The thing that sometimes makes me nuts is that super talented chef-types sometimes make things really complicated for your average Joe Schmo home cook. It is funny because the point of many cookbooks and food shows it to teach people how to cook, to inspire them. Instead I think the more complicated food becomes the less likely it is that people who don’t cook, will ever try. I am thinking a lot about this for my next Emilie in the Kitchen session.
I am going to teach Emilie how to roast a chicken. Roasted chicken is one of my go to, guaranteed boy eat, weeknight meal and Emilie needs it in her repertoire. I don’t use recipes when I cook myself but when I teach someone how to cook, I use them as guides. That is where my frustration with book authors and TV food hosts comes in. All the stuffing and rubbing and tying up chefs do to chicken makes the process so much more complicated than it needs to be. Rubbing with butter and stuffing with herbs and trussing makes really good bird but it isn’t like not doing those things is going to make a crappy one. And a new cook isn’t going to have a veggie drawer full of fresh herbs or trussing twine just laying around! A good chicken, salt and pepper are really all you need.
I spend money on my birds. My farmer friend sells excellent ones at the market but if I can’t get there I buy organic. I am not an organic only person but in the chicken department, I am. A few dollars more is worth it. I also do whole birds instead of pieces because the skin and bones add flavor and keep moisture in. Those frozen, skinless, boneless boobies have nothing on my whole birds.
Pre-heat your oven to 400.
Take one 3-4 pound organic chicken and salt and pepper it inside and out.
Place on a an oven proof pan and throw it in the oven.

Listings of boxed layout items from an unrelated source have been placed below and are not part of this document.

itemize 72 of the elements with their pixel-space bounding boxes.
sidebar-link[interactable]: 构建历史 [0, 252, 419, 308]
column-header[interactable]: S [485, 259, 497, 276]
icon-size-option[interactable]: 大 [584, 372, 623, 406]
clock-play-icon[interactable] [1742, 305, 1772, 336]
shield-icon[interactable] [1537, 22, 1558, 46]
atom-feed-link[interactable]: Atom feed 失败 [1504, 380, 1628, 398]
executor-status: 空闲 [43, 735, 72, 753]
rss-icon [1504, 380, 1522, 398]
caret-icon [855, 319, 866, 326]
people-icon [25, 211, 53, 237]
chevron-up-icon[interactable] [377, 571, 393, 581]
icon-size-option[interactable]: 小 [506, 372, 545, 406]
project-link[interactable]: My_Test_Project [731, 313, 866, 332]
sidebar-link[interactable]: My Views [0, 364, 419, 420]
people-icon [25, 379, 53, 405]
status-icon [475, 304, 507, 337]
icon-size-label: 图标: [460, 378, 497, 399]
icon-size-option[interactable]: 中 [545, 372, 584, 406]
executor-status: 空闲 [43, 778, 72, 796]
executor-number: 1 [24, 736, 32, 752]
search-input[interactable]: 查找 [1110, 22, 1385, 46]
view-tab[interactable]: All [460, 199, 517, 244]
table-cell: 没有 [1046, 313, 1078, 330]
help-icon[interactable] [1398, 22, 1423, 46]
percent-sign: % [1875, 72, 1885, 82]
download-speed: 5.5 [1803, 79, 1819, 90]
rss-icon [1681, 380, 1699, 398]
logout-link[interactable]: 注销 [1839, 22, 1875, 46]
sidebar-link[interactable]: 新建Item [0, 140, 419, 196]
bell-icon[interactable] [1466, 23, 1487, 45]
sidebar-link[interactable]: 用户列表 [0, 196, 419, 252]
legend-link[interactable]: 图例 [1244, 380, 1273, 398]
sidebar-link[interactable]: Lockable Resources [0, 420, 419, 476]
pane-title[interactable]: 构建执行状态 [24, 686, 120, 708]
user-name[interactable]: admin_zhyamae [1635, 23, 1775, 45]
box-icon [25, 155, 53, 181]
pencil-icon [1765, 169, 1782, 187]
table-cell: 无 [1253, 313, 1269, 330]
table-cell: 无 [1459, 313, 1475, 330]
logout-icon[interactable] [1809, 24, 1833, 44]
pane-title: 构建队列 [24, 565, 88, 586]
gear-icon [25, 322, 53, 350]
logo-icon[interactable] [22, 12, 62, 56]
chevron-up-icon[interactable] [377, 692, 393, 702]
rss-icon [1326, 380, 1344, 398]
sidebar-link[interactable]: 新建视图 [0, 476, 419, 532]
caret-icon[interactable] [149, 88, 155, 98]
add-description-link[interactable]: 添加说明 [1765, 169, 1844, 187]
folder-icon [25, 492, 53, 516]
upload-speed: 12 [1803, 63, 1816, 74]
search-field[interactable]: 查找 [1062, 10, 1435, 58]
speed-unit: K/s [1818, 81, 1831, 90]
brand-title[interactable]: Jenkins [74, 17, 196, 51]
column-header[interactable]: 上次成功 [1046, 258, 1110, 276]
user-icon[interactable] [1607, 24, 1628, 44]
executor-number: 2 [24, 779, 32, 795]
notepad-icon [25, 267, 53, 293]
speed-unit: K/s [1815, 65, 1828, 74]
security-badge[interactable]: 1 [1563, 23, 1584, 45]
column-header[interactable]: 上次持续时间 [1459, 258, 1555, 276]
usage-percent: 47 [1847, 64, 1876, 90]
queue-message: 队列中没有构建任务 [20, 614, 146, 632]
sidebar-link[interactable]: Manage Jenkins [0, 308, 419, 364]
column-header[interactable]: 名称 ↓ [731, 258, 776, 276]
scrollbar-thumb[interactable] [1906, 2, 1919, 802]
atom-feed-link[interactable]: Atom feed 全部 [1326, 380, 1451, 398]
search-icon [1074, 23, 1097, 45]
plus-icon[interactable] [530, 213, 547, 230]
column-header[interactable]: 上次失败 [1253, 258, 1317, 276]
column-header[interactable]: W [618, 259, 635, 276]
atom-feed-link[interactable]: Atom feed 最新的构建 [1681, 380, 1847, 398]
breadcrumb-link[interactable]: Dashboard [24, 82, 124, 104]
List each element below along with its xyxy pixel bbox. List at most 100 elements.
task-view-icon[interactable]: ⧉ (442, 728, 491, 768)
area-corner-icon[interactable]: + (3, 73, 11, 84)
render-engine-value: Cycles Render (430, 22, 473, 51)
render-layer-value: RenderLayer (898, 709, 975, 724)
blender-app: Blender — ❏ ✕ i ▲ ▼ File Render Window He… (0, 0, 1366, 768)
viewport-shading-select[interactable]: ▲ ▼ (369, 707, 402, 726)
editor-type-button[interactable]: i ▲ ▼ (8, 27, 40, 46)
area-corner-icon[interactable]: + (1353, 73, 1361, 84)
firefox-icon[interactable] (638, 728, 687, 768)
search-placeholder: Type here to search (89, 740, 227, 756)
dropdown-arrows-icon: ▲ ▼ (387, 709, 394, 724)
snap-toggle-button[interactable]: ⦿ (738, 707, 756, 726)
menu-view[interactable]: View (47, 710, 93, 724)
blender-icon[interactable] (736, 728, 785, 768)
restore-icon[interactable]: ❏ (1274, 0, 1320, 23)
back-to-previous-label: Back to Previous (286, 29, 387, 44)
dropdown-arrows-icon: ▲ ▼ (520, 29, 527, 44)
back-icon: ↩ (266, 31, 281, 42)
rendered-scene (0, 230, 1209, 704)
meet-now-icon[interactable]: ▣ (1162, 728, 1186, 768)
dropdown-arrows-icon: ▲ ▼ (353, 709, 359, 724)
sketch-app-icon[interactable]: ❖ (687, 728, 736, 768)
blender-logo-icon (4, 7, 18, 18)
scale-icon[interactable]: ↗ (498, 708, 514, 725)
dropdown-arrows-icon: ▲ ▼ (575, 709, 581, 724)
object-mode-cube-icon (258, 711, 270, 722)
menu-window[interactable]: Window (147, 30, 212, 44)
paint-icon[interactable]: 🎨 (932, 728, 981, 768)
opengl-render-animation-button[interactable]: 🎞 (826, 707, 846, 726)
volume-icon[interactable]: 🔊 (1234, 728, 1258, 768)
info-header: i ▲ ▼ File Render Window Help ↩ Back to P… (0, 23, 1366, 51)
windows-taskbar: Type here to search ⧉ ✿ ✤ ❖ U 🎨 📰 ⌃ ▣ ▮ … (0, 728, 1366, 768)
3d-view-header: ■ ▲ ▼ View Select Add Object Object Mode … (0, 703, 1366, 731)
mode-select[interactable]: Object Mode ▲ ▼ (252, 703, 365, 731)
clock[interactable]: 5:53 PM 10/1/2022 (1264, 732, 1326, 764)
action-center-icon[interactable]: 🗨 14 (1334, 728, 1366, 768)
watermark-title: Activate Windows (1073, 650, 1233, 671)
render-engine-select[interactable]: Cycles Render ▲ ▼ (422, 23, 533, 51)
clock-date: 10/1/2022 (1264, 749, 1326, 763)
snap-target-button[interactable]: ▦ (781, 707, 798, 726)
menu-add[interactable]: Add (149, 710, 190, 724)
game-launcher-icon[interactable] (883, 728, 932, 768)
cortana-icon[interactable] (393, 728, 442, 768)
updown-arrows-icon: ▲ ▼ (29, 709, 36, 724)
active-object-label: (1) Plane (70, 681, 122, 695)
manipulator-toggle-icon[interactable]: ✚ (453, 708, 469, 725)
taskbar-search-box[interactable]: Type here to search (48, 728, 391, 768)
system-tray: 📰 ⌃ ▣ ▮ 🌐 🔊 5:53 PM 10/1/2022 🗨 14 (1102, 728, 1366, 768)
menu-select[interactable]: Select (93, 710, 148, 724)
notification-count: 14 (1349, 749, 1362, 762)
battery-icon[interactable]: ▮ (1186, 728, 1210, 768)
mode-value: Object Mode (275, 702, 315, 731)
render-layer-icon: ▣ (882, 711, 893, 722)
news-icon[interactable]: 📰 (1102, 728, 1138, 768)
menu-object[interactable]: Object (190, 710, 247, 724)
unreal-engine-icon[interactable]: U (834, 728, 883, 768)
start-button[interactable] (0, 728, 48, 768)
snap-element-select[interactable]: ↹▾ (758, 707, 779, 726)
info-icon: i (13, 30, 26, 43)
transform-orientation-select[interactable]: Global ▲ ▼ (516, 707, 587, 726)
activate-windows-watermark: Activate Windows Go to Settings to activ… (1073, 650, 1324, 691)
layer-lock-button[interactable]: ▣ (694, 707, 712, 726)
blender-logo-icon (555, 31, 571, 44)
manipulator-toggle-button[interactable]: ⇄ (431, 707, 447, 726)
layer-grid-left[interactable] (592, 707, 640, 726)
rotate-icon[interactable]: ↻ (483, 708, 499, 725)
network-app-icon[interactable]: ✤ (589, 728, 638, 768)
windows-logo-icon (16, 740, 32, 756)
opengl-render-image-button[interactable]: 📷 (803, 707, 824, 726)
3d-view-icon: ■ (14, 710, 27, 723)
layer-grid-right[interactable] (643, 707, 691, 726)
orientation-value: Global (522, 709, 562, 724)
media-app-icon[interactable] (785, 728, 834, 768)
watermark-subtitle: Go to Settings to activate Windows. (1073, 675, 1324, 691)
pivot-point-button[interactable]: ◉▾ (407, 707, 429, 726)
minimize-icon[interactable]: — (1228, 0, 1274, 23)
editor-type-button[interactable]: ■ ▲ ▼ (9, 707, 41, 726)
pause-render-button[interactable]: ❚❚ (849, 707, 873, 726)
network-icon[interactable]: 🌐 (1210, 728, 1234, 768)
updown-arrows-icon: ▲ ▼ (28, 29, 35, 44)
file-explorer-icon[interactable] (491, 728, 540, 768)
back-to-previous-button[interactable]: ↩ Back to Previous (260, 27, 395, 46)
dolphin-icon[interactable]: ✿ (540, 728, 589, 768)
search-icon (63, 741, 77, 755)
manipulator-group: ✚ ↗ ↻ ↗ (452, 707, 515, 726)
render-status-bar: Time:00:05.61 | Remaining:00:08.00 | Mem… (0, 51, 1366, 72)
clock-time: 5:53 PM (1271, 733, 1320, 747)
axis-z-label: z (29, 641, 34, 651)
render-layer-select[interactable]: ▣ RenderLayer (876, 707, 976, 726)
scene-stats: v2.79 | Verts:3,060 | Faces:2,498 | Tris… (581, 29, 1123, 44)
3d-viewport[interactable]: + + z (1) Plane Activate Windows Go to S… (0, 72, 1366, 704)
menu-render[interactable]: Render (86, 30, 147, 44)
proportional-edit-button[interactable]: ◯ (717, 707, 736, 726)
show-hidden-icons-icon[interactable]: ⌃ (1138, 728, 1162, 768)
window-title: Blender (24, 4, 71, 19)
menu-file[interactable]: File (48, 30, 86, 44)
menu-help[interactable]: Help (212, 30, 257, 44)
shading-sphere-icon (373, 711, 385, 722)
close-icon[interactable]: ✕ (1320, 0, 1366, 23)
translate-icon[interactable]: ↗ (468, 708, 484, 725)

After an hour, the bird should have golden, crispy skin. I eyeball it for doneness, but use a thermometer if you like. Before you cut into it let it sit on the counter for ten minutes to let it rest. Sounds funny, but it is worth it and it doesn’t get cold in that amount of time. The bird I made this week didn’t look as pretty as the cookbooks (look at those drums!) or Food Network ones but in an hour I had a super fantastic chicken on my table and leftovers to make soup and lunches for the rest of the week. There are a million and a half things you can do to a chicken but if those things prevent you from doing it yourself then they are not worth it and in this case, unnecessary.